Он говорил так, словно находился под властью ночного кошмара. Затем откашлялся, чтобы прочистить горло, и жестом показал на мужчину и женщин, следовавших за ним.
– Народный комиссар Журден. Гражданка лейтенант-коммандер Макмэртри, мой старпом. И гражданка лейтенант-коммандер Форейкер, мой старший тактик, – хрипло представил он подчиненных.
Хонор кивнула по очереди каждому и протянула руку Кэслету. Он несколько секунд разглядывал ее, потом расправил плечи и протянул свою.
– Коммандер, – она говорила по-прежнему очень спокойно, а Нимиц сидел на ее плече совершенно неподвижно, – я сожалею. Вы продемонстрировали храбрость и сострадание, помогая судну под вражеским флагом. То что вы не знали о нашем вооружении, но пошли в бой при таких неравных шансах, делает ваши действия еще более достойными, и я действительно уверена, что Вы бы справились со всеми тремя налетчиками. Я глубоко сожалею о том, что мне пришлось «в награду» захватить ваше судно. Вы заслуживаете лучшего вознаграждения, и мне жаль, что я не могу дать его вам. Не знаю, имеет ли это для вас значение, но я могу только выразить благодарность от меня лично и от имени моей королевы.

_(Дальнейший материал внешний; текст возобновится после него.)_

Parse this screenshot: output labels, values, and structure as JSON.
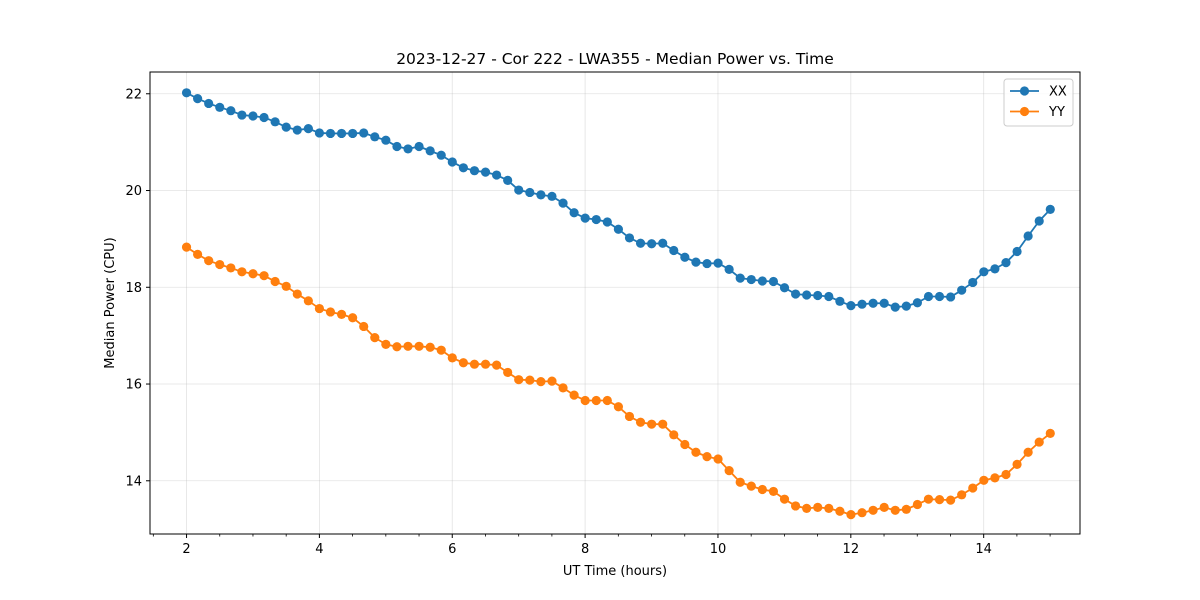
{
  "chart_data": {
    "type": "line",
    "title": "2023-12-27 - Cor 222 - LWA355 - Median Power vs. Time",
    "xlabel": "UT Time (hours)",
    "ylabel": "Median Power (CPU)",
    "xlim": [
      1.45,
      15.45
    ],
    "ylim": [
      12.9,
      22.45
    ],
    "xticks": [
      2,
      4,
      6,
      8,
      10,
      12,
      14
    ],
    "yticks": [
      14,
      16,
      18,
      20,
      22
    ],
    "x_minor_step": 0.5,
    "grid": true,
    "legend_position": "top-right",
    "x_start": 2.0,
    "x_step": 0.1667,
    "series": [
      {
        "name": "XX",
        "color": "#1f77b4",
        "values": [
          22.02,
          21.9,
          21.8,
          21.72,
          21.65,
          21.56,
          21.54,
          21.51,
          21.42,
          21.31,
          21.25,
          21.28,
          21.19,
          21.18,
          21.18,
          21.18,
          21.19,
          21.11,
          21.04,
          20.91,
          20.86,
          20.91,
          20.82,
          20.73,
          20.59,
          20.47,
          20.41,
          20.38,
          20.32,
          20.21,
          20.01,
          19.96,
          19.91,
          19.88,
          19.74,
          19.54,
          19.43,
          19.4,
          19.35,
          19.2,
          19.02,
          18.91,
          18.9,
          18.91,
          18.76,
          18.62,
          18.52,
          18.49,
          18.5,
          18.37,
          18.19,
          18.16,
          18.13,
          18.12,
          17.99,
          17.86,
          17.84,
          17.83,
          17.81,
          17.71,
          17.62,
          17.65,
          17.67,
          17.67,
          17.59,
          17.61,
          17.68,
          17.81,
          17.81,
          17.8,
          17.94,
          18.1,
          18.32,
          18.38,
          18.51,
          18.74,
          19.06,
          19.37,
          19.61
        ]
      },
      {
        "name": "YY",
        "color": "#ff7f0e",
        "values": [
          18.83,
          18.68,
          18.55,
          18.47,
          18.4,
          18.32,
          18.28,
          18.24,
          18.12,
          18.02,
          17.86,
          17.72,
          17.56,
          17.49,
          17.44,
          17.37,
          17.19,
          16.96,
          16.82,
          16.77,
          16.78,
          16.78,
          16.76,
          16.7,
          16.54,
          16.44,
          16.41,
          16.41,
          16.39,
          16.24,
          16.09,
          16.08,
          16.05,
          16.06,
          15.92,
          15.77,
          15.66,
          15.66,
          15.66,
          15.53,
          15.33,
          15.21,
          15.17,
          15.17,
          14.95,
          14.75,
          14.59,
          14.5,
          14.45,
          14.21,
          13.97,
          13.89,
          13.82,
          13.78,
          13.62,
          13.48,
          13.43,
          13.45,
          13.43,
          13.37,
          13.3,
          13.34,
          13.39,
          13.45,
          13.39,
          13.41,
          13.51,
          13.62,
          13.61,
          13.6,
          13.71,
          13.85,
          14.01,
          14.06,
          14.13,
          14.34,
          14.59,
          14.8,
          14.98
        ]
      }
    ]
  }
}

Кэслет скривил губы и слегка покачал головой. А что еще он мог сделать! Хонор через Нимица почувствовала горькое чувство потери, владеющее им. И глубокий, обжигающий гнев – не столько на Хонор, сколько на поистине извращенную шутку мироздания. А еще страх. Это на мгновение озадачило Хонор, но потом она догадалась. Ну, конечно! Он боялся не того, что она могла сделать с ним или его людьми. Он боялся того, что его собственное правительство сделает с ними или их семьями, и Хонор ощутила новую волну гнева, на сей раз собственного. Этот человек рисковал ради благородной цели, и она с ненавистью думала о том, как собирались расплатиться с ним за это на родине.
Он постоял, еще немного молча, а затем глубоко вздохнул.
– Спасибо за быструю медицинскую помощь, капитан Харрингтон, – сказал он. – Мои люди…
Голос его прервался, и она с состраданием кивнула.